Cette criminalisation des « comportements déviants », ceux qui ne s’insèrent pas dans le circuit de l’échange commercial, est devenue une constante de la politique de notre société de transports publics. Après les sans-papiers, les sans-tickets, et même les poussettes d’enfant [1], c’est donc sur les musiciens que vont être lâchés les flics de la STIB, dont la musique ne semble pas avoir adouci les mœurs [2], et que vont pleuvoir contrôles, amendes et confiscation d’instrument. Sauf s’ils sont accrédités.

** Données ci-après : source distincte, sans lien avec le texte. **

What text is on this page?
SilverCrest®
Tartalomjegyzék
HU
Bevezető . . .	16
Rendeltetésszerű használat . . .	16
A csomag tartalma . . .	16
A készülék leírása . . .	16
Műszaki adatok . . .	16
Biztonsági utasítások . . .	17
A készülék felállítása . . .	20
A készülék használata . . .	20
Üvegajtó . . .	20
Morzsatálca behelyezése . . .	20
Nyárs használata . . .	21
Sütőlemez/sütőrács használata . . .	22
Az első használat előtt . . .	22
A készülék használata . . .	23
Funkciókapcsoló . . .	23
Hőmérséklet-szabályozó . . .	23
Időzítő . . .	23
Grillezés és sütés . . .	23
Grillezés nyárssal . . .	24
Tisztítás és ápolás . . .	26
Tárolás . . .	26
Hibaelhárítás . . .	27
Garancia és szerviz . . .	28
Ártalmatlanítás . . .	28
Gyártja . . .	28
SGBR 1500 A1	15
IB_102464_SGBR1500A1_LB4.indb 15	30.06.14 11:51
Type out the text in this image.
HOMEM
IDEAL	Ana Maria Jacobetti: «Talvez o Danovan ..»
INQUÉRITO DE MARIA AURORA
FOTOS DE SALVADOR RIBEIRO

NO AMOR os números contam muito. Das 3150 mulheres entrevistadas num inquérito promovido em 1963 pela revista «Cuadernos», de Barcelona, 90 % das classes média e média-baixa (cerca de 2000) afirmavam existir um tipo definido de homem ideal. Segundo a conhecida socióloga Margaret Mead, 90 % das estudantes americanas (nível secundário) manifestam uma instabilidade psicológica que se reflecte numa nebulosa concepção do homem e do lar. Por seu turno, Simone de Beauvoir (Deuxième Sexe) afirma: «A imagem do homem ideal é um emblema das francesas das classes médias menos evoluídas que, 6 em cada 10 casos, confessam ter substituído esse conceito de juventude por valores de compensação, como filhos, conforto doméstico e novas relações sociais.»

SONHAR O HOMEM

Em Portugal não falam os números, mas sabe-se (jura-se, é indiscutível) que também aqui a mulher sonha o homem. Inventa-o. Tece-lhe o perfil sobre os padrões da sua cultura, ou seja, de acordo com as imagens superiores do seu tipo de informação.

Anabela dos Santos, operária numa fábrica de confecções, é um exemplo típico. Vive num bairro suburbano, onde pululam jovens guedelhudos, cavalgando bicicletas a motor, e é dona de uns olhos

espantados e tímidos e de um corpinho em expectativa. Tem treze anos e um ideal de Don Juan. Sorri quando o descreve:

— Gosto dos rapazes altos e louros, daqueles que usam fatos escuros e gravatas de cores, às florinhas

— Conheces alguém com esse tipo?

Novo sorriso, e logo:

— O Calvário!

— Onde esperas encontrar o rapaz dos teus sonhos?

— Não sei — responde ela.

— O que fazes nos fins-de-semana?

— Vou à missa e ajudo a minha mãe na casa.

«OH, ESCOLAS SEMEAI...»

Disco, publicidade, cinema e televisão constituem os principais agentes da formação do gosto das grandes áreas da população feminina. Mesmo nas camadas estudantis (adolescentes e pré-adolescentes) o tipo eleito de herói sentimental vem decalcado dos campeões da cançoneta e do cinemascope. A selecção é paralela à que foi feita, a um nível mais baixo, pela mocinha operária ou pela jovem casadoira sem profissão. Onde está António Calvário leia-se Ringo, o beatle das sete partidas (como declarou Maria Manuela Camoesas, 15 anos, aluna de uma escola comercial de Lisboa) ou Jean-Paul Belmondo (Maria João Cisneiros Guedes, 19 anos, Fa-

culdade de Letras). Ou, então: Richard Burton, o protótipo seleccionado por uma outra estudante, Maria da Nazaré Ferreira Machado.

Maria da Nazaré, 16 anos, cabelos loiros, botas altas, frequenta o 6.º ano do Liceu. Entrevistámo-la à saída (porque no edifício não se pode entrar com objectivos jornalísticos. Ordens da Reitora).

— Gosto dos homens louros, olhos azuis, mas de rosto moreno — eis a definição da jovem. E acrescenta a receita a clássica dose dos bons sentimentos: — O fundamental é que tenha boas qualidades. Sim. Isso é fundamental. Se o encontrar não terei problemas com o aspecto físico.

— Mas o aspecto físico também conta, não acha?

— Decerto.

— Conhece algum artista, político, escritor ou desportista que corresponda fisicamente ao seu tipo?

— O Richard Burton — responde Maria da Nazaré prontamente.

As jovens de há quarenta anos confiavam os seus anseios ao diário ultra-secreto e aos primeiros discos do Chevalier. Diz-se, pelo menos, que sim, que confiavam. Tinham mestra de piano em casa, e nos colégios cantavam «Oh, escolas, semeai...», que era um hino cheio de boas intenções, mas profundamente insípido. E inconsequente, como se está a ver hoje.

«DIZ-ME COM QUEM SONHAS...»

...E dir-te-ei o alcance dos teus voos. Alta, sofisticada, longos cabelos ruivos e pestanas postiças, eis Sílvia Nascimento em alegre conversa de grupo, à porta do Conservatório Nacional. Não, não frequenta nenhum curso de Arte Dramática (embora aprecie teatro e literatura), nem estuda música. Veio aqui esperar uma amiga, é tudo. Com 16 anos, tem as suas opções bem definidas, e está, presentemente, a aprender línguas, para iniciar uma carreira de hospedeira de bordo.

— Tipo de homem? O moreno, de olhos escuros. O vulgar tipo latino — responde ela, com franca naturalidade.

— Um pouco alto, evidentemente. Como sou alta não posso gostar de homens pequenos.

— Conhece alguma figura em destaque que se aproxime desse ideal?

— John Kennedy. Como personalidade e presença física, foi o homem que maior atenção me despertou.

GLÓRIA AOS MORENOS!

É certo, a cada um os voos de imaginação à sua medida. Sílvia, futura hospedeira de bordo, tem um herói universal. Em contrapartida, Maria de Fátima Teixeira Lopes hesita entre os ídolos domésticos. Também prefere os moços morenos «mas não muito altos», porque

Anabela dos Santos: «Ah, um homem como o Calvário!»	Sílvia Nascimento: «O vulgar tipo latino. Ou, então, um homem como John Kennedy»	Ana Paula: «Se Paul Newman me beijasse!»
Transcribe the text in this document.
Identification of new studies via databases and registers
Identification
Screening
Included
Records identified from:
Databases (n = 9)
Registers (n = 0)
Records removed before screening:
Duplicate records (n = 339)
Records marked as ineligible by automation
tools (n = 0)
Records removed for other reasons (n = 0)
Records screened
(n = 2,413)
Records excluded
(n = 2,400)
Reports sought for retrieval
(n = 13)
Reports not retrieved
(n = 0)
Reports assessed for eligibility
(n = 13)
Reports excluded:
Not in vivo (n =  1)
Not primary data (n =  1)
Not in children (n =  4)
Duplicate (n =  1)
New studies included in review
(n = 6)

Musique d’ascenseur contre musique des censeurs

Selon la société de transports en commun, l’objectif n’est pas de chasser tous les musiciens de réseau métropolitain. «L’ambiance que cela génère est utile mais nous souhaitons que cela soit fait d’une façon plus organisée et contrôlée », explique le porte-parole. Le troisième volet du « Plan Corparate Stations » qui traite de la « convivialisation du parcours clients» – c’est dans ce genre de novlangue que l’on cause désormais du côté de la Porte de Namur – considère que « la présence de musiciens dans les stations de métro, à condition qu’il s’agisse de musiciens de qualité, apporte une plus-value au parcours du client qui bénéficie lors de son déplacement au sein des installations de la STIB de petits moments conviviaux et culturels ».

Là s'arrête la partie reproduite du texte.